L’orchestre de tam-tam et de musettes fait rage, sous l’éblouissant soleil, tandis que les bateliers velus emportent ces vieux petits enfans mort-nés, ensevelis dans les bijoux et les brocarts. Au fond de la barque, on les assied sur des trônes, où ils redeviennent invisibles entre des rideaux épais.

Et c’est fini. Le cortège, les éléphans, les parasols, tout cela s’en va. Les bords du lac se retrouvent déserts. Ce sera seulement ce soir, au clair de lune, que se promènera la barque fantastique.

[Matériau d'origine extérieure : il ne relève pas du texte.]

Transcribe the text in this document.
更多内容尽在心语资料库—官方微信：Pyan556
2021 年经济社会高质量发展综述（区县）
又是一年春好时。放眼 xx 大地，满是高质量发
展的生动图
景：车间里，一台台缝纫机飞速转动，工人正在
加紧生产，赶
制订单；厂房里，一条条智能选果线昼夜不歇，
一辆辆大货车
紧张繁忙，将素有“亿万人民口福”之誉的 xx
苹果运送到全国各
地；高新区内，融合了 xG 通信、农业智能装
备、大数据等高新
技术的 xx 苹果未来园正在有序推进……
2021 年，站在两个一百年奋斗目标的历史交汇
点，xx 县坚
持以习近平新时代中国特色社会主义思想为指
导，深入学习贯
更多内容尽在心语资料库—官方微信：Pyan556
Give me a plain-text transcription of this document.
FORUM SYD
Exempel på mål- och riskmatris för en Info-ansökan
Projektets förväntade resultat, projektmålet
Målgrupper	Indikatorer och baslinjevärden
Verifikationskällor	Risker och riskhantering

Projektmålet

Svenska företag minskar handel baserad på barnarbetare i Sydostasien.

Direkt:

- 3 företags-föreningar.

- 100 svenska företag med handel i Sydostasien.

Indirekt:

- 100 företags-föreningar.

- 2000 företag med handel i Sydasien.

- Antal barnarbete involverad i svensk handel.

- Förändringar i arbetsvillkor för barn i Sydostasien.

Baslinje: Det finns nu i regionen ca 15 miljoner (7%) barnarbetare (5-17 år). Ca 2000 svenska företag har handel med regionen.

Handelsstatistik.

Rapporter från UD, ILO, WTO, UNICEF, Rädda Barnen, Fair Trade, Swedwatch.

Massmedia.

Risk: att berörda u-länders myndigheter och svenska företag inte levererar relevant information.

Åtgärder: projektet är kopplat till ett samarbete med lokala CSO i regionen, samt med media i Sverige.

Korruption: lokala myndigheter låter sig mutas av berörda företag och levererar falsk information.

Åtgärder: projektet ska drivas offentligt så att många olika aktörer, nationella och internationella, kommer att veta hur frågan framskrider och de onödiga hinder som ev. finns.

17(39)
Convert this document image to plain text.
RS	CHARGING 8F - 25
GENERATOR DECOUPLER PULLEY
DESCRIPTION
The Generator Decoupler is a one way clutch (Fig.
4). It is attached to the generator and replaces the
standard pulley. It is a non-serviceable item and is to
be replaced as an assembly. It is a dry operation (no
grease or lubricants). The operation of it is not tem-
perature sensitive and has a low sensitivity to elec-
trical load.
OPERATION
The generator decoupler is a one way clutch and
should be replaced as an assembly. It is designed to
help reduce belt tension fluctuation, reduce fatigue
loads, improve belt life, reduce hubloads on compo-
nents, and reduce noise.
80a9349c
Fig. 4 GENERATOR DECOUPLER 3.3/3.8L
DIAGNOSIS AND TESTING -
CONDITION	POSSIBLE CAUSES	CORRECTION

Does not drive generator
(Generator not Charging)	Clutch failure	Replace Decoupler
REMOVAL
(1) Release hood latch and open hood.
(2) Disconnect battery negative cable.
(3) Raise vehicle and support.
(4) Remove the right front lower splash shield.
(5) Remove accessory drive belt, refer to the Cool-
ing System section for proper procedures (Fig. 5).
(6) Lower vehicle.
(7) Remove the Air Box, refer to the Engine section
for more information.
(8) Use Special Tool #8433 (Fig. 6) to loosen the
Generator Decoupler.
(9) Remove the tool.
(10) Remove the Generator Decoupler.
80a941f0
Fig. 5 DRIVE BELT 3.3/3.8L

La nuit, une fois de plus, est venue reposer le vieil Hindoustan de l’excès du jour, de l’orgie des rayons et des couleurs. Et, au milieu du noir bleuâtre qui s’épand sur la terre, la lune commence d’argenter doucement des choses. Alors, tout le long du lac de Shiva, sur chacune des trois assises de granit qui y descendent comme des marches, les fidèles, par escouades, s’empressent à allumer des rangées de mèches imbibées d’huile, et c’est bientôt une triple ligne de petites flammes, dessinant l’immense pourtour carré des eaux. Dans l’île du milieu, la pagode est toute illuminée aussi, toute détaillée en traits de feu, et quand même reste blanche sous la blanche lune.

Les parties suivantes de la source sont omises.